I heard him swear within my head. Oddly, he had a more salacious vocabulary than my own. "You don't see it," he said.
"Then reveal what I don't see."
"In your realm," he said, "everything is connected to everything else by rational ties, by cause and effect, by one and one making two, and so on."
I saw where he was going. "Ah, but in the world to come," I said, "when magic reasserts itself, the connections will be otherwise. Things that do not now relate to each other will do so intensely, intimately."
"Exactly."
"Then we have but to wait until that world arrives, you stand out in full measure, I fade into the shadows, and the meaning of the book will suddenly be clear."
He groaned. "I cannot wait!

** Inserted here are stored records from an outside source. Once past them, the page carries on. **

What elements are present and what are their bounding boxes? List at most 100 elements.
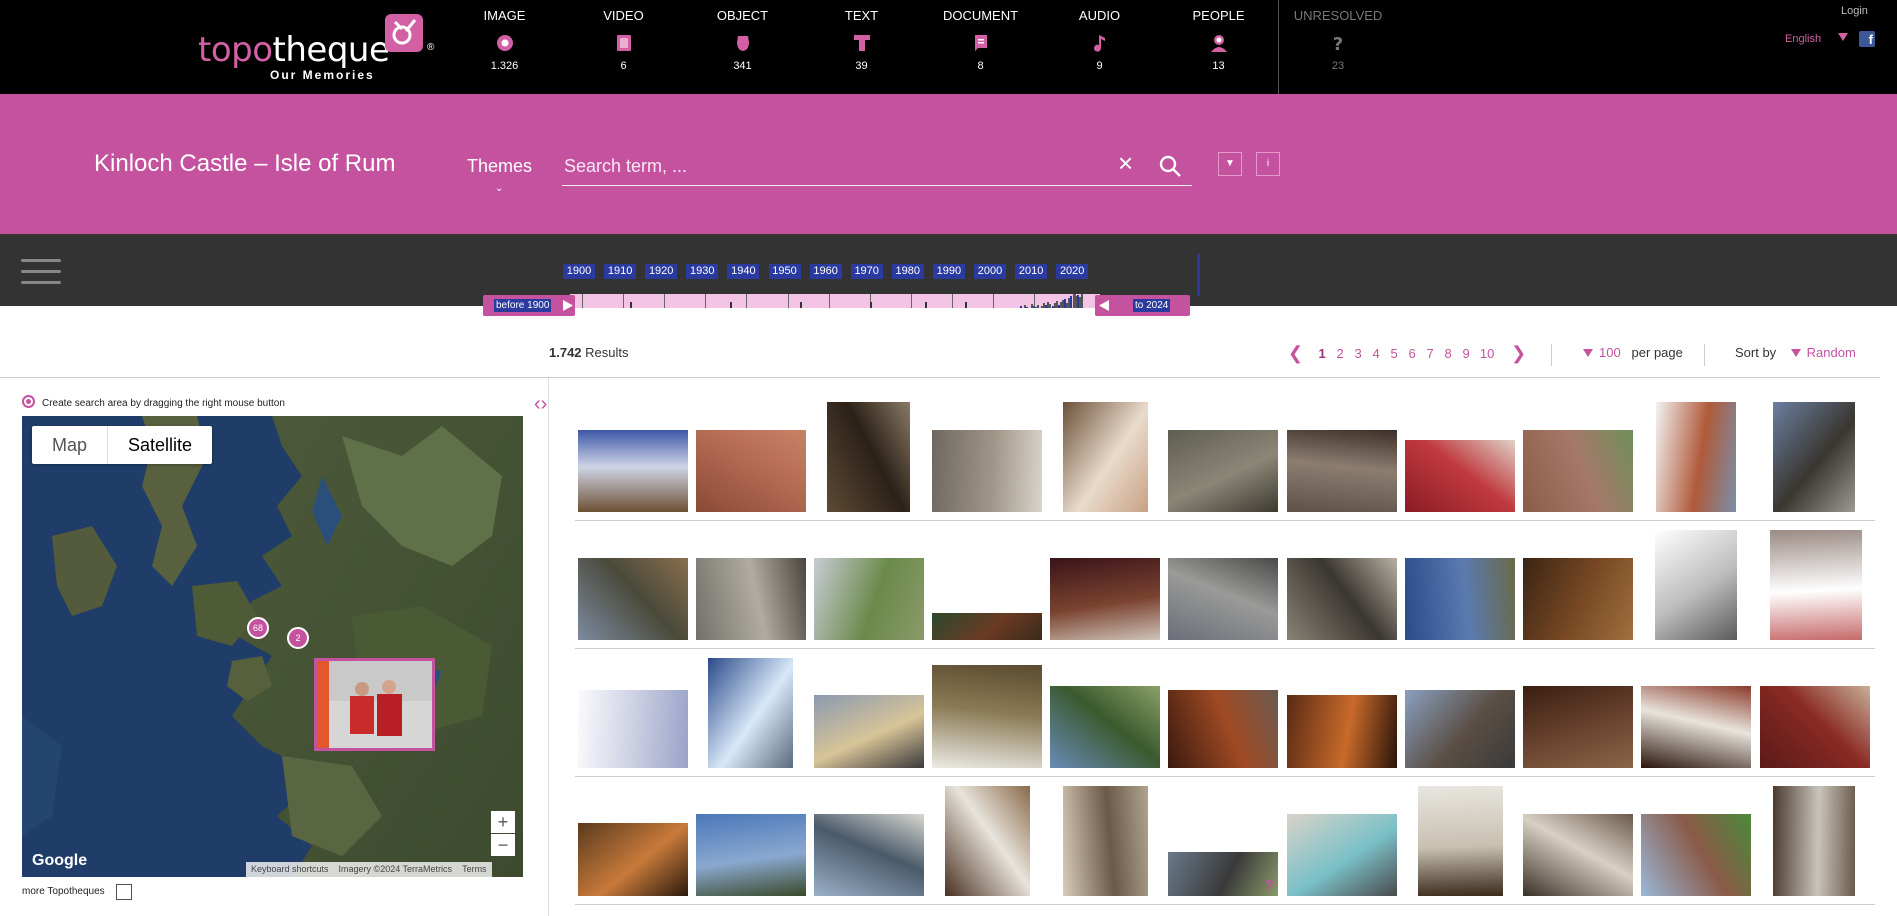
result-thumbnail[interactable] xyxy=(696,430,806,512)
page-link[interactable]: 4 xyxy=(1367,346,1385,361)
login-link[interactable]: Login xyxy=(1841,5,1868,17)
page-link[interactable]: 5 xyxy=(1385,346,1403,361)
result-thumbnail[interactable] xyxy=(1063,402,1148,512)
result-thumbnail[interactable] xyxy=(1773,402,1855,512)
result-thumbnail[interactable] xyxy=(1168,558,1278,640)
timeline-year[interactable]: 1920 xyxy=(645,264,678,279)
result-thumbnail[interactable]: ? xyxy=(1168,852,1278,896)
category-document[interactable]: DOCUMENT 8 xyxy=(921,0,1040,94)
page-link[interactable]: 2 xyxy=(1331,346,1349,361)
result-thumbnail[interactable] xyxy=(696,558,806,640)
map-cluster-marker[interactable]: 68 xyxy=(247,617,269,639)
result-thumbnail[interactable] xyxy=(1287,430,1397,512)
result-thumbnail[interactable] xyxy=(1773,786,1855,896)
result-thumbnail[interactable] xyxy=(1287,558,1397,640)
page-link[interactable]: 3 xyxy=(1349,346,1367,361)
category-unresolved[interactable]: UNRESOLVED ? 23 xyxy=(1278,0,1397,94)
zoom-out-button[interactable]: − xyxy=(491,834,515,856)
timeline-year[interactable]: 1970 xyxy=(850,264,883,279)
timeline-year[interactable]: 1960 xyxy=(809,264,842,279)
result-thumbnail[interactable] xyxy=(696,814,806,896)
language-select[interactable]: English xyxy=(1785,33,1821,45)
timeline-year[interactable]: 1910 xyxy=(604,264,637,279)
close-icon[interactable]: × xyxy=(1118,148,1133,179)
result-thumbnail[interactable] xyxy=(814,558,924,640)
timeline-year[interactable]: 1940 xyxy=(727,264,760,279)
chevron-right-icon[interactable]: ❯ xyxy=(1511,343,1526,364)
menu-icon[interactable] xyxy=(21,259,62,287)
category-image[interactable]: IMAGE 1.326 xyxy=(445,0,564,94)
timeline-start-handle[interactable]: before 1900 xyxy=(483,295,575,316)
result-thumbnail[interactable] xyxy=(814,814,924,896)
result-thumbnail[interactable] xyxy=(1050,558,1160,640)
chevron-down-icon[interactable] xyxy=(1838,33,1848,41)
result-thumbnail[interactable] xyxy=(932,613,1042,640)
page-link[interactable]: 1 xyxy=(1313,346,1331,361)
result-thumbnail[interactable] xyxy=(1287,695,1397,768)
page-link[interactable]: 6 xyxy=(1403,346,1421,361)
result-thumbnail[interactable] xyxy=(1405,690,1515,768)
result-thumbnail[interactable] xyxy=(1168,430,1278,512)
timeline-year[interactable]: 1990 xyxy=(932,264,965,279)
result-thumbnail[interactable] xyxy=(1641,686,1751,768)
result-thumbnail[interactable] xyxy=(1418,786,1503,896)
category-audio[interactable]: AUDIO 9 xyxy=(1040,0,1159,94)
result-thumbnail[interactable] xyxy=(1168,690,1278,768)
result-thumbnail[interactable] xyxy=(1523,430,1633,512)
map-mode-button[interactable]: Map xyxy=(32,426,107,464)
result-thumbnail[interactable] xyxy=(1523,558,1633,640)
page-link[interactable]: 10 xyxy=(1475,346,1499,361)
result-thumbnail[interactable] xyxy=(1760,686,1870,768)
result-thumbnail[interactable] xyxy=(1405,558,1515,640)
result-thumbnail[interactable] xyxy=(578,690,688,768)
result-thumbnail[interactable] xyxy=(1770,530,1862,640)
result-thumbnail[interactable] xyxy=(1655,530,1737,640)
category-text[interactable]: TEXT 39 xyxy=(802,0,921,94)
result-thumbnail[interactable] xyxy=(945,786,1030,896)
result-thumbnail[interactable] xyxy=(1287,814,1397,896)
timeline-track[interactable] xyxy=(570,294,1100,308)
result-thumbnail[interactable] xyxy=(1050,686,1160,768)
keyboard-shortcuts-link[interactable]: Keyboard shortcuts xyxy=(246,862,334,877)
category-video[interactable]: VIDEO 6 xyxy=(564,0,683,94)
per-page-select[interactable]: 100 per page xyxy=(1583,345,1683,360)
facebook-icon[interactable]: f xyxy=(1859,31,1875,47)
timeline-year[interactable]: 1950 xyxy=(768,264,801,279)
map-photo-marker[interactable] xyxy=(314,658,435,751)
info-button[interactable]: i xyxy=(1256,152,1280,176)
result-thumbnail[interactable] xyxy=(814,695,924,768)
topotheque-logo[interactable]: topotheque Our Memories ® xyxy=(198,12,438,87)
chevron-left-icon[interactable]: ❮ xyxy=(1288,343,1303,364)
map-view[interactable]: Map Satellite 68 2 + − Google Keyboard s… xyxy=(22,416,523,877)
timeline-end-handle[interactable]: to 2024 xyxy=(1095,295,1190,316)
page-link[interactable]: 7 xyxy=(1421,346,1439,361)
category-people[interactable]: PEOPLE 13 xyxy=(1159,0,1278,94)
result-thumbnail[interactable] xyxy=(708,658,793,768)
page-link[interactable]: 8 xyxy=(1439,346,1457,361)
more-topotheques-checkbox[interactable] xyxy=(116,884,132,900)
satellite-mode-button[interactable]: Satellite xyxy=(107,426,212,464)
category-object[interactable]: OBJECT 341 xyxy=(683,0,802,94)
themes-dropdown[interactable]: Themes xyxy=(467,156,532,177)
advanced-search-toggle[interactable]: ▼ xyxy=(1218,152,1242,176)
result-thumbnail[interactable] xyxy=(827,402,910,512)
timeline-year[interactable]: 2020 xyxy=(1056,264,1089,279)
result-thumbnail[interactable] xyxy=(932,665,1042,768)
timeline-year[interactable]: 1980 xyxy=(891,264,924,279)
search-icon[interactable] xyxy=(1158,154,1182,178)
result-thumbnail[interactable] xyxy=(1641,814,1751,896)
result-thumbnail[interactable] xyxy=(578,558,688,640)
sort-select[interactable]: Sort by Random xyxy=(1735,345,1856,360)
search-input[interactable] xyxy=(564,154,1104,178)
terms-link[interactable]: Terms xyxy=(457,862,492,877)
result-thumbnail[interactable] xyxy=(578,430,688,512)
timeline-year[interactable]: 2010 xyxy=(1015,264,1048,279)
zoom-in-button[interactable]: + xyxy=(491,811,515,833)
result-thumbnail[interactable] xyxy=(1656,402,1736,512)
result-thumbnail[interactable] xyxy=(578,823,688,896)
timeline-year[interactable]: 1930 xyxy=(686,264,719,279)
page-link[interactable]: 9 xyxy=(1457,346,1475,361)
chevron-down-icon[interactable]: ⌄ xyxy=(495,183,503,194)
timeline-year[interactable]: 1900 xyxy=(563,264,595,279)
result-thumbnail[interactable] xyxy=(1523,686,1633,768)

This must be dealt with now!"
"You are not just impatient for your own time to come?" I suggested. "It would be natural for you--"
"No!" he shouted in our shared mental parlor, then moderated his tone. "Well, yes, I am eager to get on with things, to see a world into which I fit as closely as you have fitted yours. But it is more than that. The urgency comes not from me, but from. . ."
"I understand," I said. "If you knew the source of your sense of urgency, that itself might be the first step into the maze."